(In case someone thinks this is another question about the seeming circularity in formal languages and is going to downvote because of this, it's really not; don't downvote yet, keep reading)
Perhaps the most widely known example of a formal language is the language of first-order logic, whose alphabet consists, among others, of symbols (defined as "objects meaning other objects" like ${\forall}$ or ${\implies}$. As alphabet is a set of symbols used in the language, then in the ZFC set theory$^1$, where every element of a set is another set, these symbols, since they belong to a set, should be sets too. I haven't seen any way to define them as sets (like I did in the case of natural numbers, where for example $0$ is often defined as ${\emptyset}$). Did anyone propose a way how to do such a thing?

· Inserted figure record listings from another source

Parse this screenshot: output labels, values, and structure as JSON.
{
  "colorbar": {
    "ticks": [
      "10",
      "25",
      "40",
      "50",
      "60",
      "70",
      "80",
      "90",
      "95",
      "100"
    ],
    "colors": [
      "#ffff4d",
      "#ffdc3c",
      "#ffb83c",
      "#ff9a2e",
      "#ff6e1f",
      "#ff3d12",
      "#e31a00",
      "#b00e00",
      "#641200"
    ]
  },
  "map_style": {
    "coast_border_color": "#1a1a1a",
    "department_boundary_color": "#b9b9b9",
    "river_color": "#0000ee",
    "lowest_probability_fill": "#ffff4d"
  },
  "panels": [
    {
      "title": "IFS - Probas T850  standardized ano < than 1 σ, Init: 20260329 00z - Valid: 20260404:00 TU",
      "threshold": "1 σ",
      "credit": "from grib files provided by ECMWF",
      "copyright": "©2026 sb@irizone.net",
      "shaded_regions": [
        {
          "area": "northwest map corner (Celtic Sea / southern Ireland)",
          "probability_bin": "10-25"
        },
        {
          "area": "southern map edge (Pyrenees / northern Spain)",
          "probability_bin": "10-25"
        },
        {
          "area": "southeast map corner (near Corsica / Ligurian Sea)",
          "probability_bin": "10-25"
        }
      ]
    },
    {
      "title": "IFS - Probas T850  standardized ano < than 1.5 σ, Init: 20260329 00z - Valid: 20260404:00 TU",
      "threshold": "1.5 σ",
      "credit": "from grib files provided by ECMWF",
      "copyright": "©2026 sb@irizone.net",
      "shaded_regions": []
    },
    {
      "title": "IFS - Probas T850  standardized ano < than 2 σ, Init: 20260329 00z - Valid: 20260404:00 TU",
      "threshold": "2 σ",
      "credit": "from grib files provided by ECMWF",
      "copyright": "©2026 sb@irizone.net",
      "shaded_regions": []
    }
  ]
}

$^1$I feel like there is a way of using ZFC even before defining a formal language: list the axioms in a natural language$^2$, define set as every object which can be built from these axioms$^3$, build a first-order logic language using this notion of a set, write down the ZFC using this first-order logic language and use this new list of axioms. Is this correct?
$^2$The meaning which ZFC tries to convey is possible to be said in a natural language.
$^3$In case somebody says that at this level the concept of a set doesn't need to be formalised and is best left to be intuitively understood, one of the reasons ZFC is so popular is that it reproduces intuitive properties of sets - so there seems to be no harm in using ZFC this way.